Sous la direction de l’adolescent, la Chine a réussi un parcours solide et l’équipe a réussi à se frayer un chemin devant les États-Unis à 23h30. Bloque et rebondit à l’arrière, les US Fleas tentent en vain de leur faire échapper le ballon des mains, et marquent ensuite devant. Il n’est pas élégant, comme la sensation française de la NBA Victor Wembanyama (quelques centimètres de plus en fait) et ressemble plutôt à un pétrolier imparable, mais il est quand même génial face à cette équipe américaine pleine de superstars.

À l’âge de 14 ans, Zhang s’est fait connaître du public chinois parce que les adversaires de son groupe d’âge ne faisaient que la moitié de sa taille. Lors de la Coupe d’Asie U18 il y a un an, Zhang et son équipe ont pris la deuxième place et ont été nommées joueuses les plus utiles avec une moyenne presque incroyable de 35 points et 12,8 rebonds par match.
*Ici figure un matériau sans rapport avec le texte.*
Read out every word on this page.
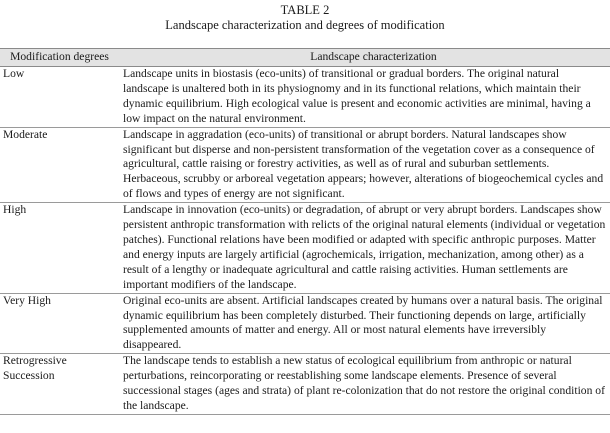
TABLE 2
Landscape characterization and degrees of modification
Modification degrees	Landscape characterization
Low	Landscape units in biostasis (eco-units) of transitional or gradual borders. The original natural landscape is unaltered both in its physiognomy and in its functional relations, which maintain their dynamic equilibrium. High ecological value is present and economic activities are minimal, having a low impact on the natural environment.
Moderate	Landscape in aggradation (eco-units) of transitional or abrupt borders. Natural landscapes show significant but disperse and non-persistent transformation of the vegetation cover as a consequence of agricultural, cattle raising or forestry activities, as well as of rural and suburban settlements. Herbaceous, scrubby or arboreal vegetation appears; however, alterations of biogeochemical cycles and of flows and types of energy are not significant.
High	Landscape in innovation (eco-units) or degradation, of abrupt or very abrupt borders. Landscapes show persistent anthropic transformation with relicts of the original natural elements (individual or vegetation patches). Functional relations have been modified or adapted with specific anthropic purposes. Matter and energy inputs are largely artificial (agrochemicals, irrigation, mechanization, among other) as a result of a lengthy or inadequate agricultural and cattle raising activities. Human settlements are important modifiers of the landscape.
Very High	Original eco-units are absent. Artificial landscapes created by humans over a natural basis. The original dynamic equilibrium has been completely disturbed. Their functioning depends on large, artificially supplemented amounts of matter and energy. All or most natural elements have irreversibly disappeared.
Retrogressive Succession	The landscape tends to establish a new status of ecological equilibrium from anthropic or natural perturbations, reincorporating or reestablishing some landscape elements. Presence of several successional stages (ages and strata) of plant re-colonization that do not restore the original condition of the landscape.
Mais Zhang ne veut pas être réduite à sa taille. Elle mesure plus de 226 centimètres. Dans une vidéo de la Coupe du Monde de l’association mondiale FIBA, son côté tendre et enfantin transparaît. La géante dit timidement à l’université des sports de Pékin qu’elle a mal au dos et qu’elle aime faire du crochet. Elle tient un éléphant blanc qu’elle a fabriqué elle-même dans l’appareil photo sur lequel elle s’est assise pendant un demi-mois.

« Tout le monde pense que je suis dure parce que je suis si grande. Mais pour être honnête, je suis encore une jeune fille », dit-elle, ajoutant qu’elle arrive à peine à maintenir une vie sociale ; après six jours d’entraînement, elle se couche le jour de congé. « Elle est aussi rare qu’une plume de phénix et une licorne », dit son entraîneur à son sujet. « Ce qui me manque le plus, c’est ma famille », dit-elle elle-même.

Rires et frustration à la fin

En seconde période, contre les États-Unis, nous avons finalement obtenu quelques lancers sur le terrain. Zhang ne saute pas du tout, touchant presque le panier avec ses mains. À maintes reprises, elle doit survivre à des matchs de demi-lutte offensive contre plusieurs adversaires, mais même si sa boîte à outils n’est pas aussi grande que celle de Wembanyama, sa volonté débridée est claire.

Chaque attaque passe désormais par Zhang et peu avant le coup de sifflet final, elle effectue nonchalamment un autre blocage sans même sauter. La superstar américaine Paige Bueckers lève un regard émerveillé, se demandant peut-être à quoi ressemble l’air là-haut. La femme chinoise et l’Américaine doivent rire.

La première apparition de la nouvelle sensation du basket-ball sur la grande scène de la Coupe du monde adulte est alors terminée, avec 13 points, six rebonds et deux contres en 18 minutes. Zhang s’incline devant le public et, agacé, sort son maillot de son pantalon. La jeune femme de 19 ans n’est pas allée à Berlin pour être admirée pour sa grandeur, mais pour gagner un tournoi.